J’espère que la discussion publique de ce sujet permettra
de faire prendre conscience que voter par Internet c’est un pas
un arrière, et qu’Internet peut servir à signer
initiatives et référendums, mais ne donne pas de
garanties pour la réalisation de votations ou
d’élections.

• Que diriez-vous pour conclure?

Usage d’internet et des moyens électroniques dans le
système politique: OUI. Usage de systèmes de vote
électroniques sans une trace papier: NON. Le contrôle
démocratique du processus de dépouillement est trop
important pour le laisser à seulement quelques-uns, il doit
être possible pour tous, quel que soit leur sexe, couleur,
religion ou appartenance politique.

José Nunes*



*Entretien réalisé et mis en forme par Pierre Vanek

Le 22 août dernier Chantal Enguehard, maître de
conférence en informatique à l’Université de
Nantes exprimait dans la Tribune de Genève une «Libre
opinion» metttant en garde contre… «LES DANGERS DE LA MYSTIQUE DU VOTE ÉLECTRONIQUE». Extraits.

Le 21 juin 2007, lors du 1er «Geneva Security Forum»,
Robert Hensler, chancelier de la République et canton de
Genève a déclaré, à propos du vote
traditionnel: «Le président et les assesseurs
vérifient que l’urne est vide avant l’ouverture du
scrutin, la disposition des lieux est pensée pour
protéger le secret du vote et tout citoyen peut assister au
décompte des bulletins.» Effectivement, avec le vote
traditionnel chacun peut vérifier que l’urne est vide
avant le scrutin. On n’est pas sommé de faire confiance
à une machine. (…) Quant aux machines à voter, M.
Hensler a manifesté, avec bon sens, des doutes importants au
sujet des grandes difficultés techniques pour contrôler
les scrutins: «Combien de temps et d’efforts faudrait-il
pour contrôler chaque machine avant chaque scrutin?
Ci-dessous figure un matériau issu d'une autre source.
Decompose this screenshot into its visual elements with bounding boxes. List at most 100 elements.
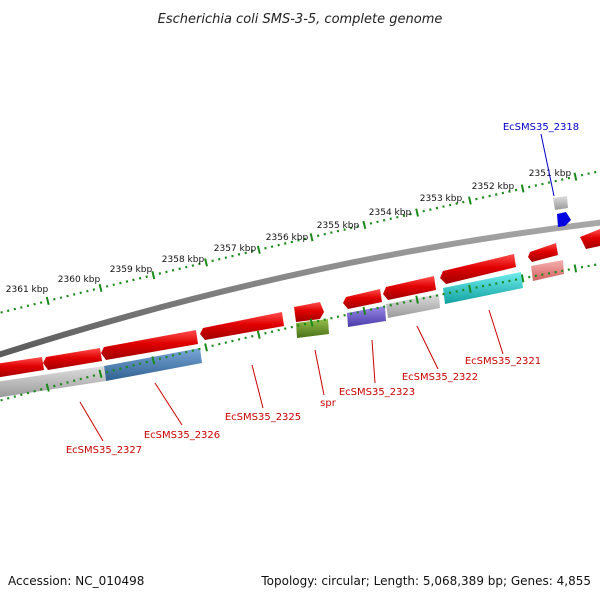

Peut-on
vraiment vérifier machine par machine que le logiciel
installé enregistre correctement la volonté de
l’électeur et compte les voix sans erreur? Combien de
temps faudrait-il pour remédier aux problèmes
rencontrés ici ou là? Et combien cela coûterait-il
de réaliser l’ensemble de ces opérations?»

Compte tenu des arguments développés par le chancelier
d’Etat, les participant-e-s […] s’attendaient à
voir ce dernier écarter le vote électronique des modes de
consultation démocratiques. Il n’en sera rien. Robert
Hensler s’est en effet commis dans «une défense et
illustration» du vote par Internet quelque peu surprenante. M.
Hensler n’ignore pourtant pas que le vote par Internet
s’appuie sur des ordinateurs (serveur de vote, ordinateurs des
particuliers) qu’il est impossible de contrôler pendant le
vote (sinon, les votes ne seraient plus secrets) et qui restent
toujours faillibles. Pire, une fraude bien dissimulée est
impossible à dénicher. Avec les ordinateurs qui nous
entourent, ce n’est pas très grave, car leur comportement
est prévisible et les erreurs sont rapidement vues. Qu’il
s’agisse d’un distributeur de billets, de déclarer
ses impôts ou de transférer de l’argent, chacun
connaît à l’avance le résultat attendu. Rien
de tel avec les élections dont le résultat, par
définition, n’est pas prévisible! Pourtant, le
chancelier fait preuve d’une confiance quasi mystique. […] M.
Hensler n’a-t-il pas été abusé par des
conseillers en technologie un peu trop enthousiastes?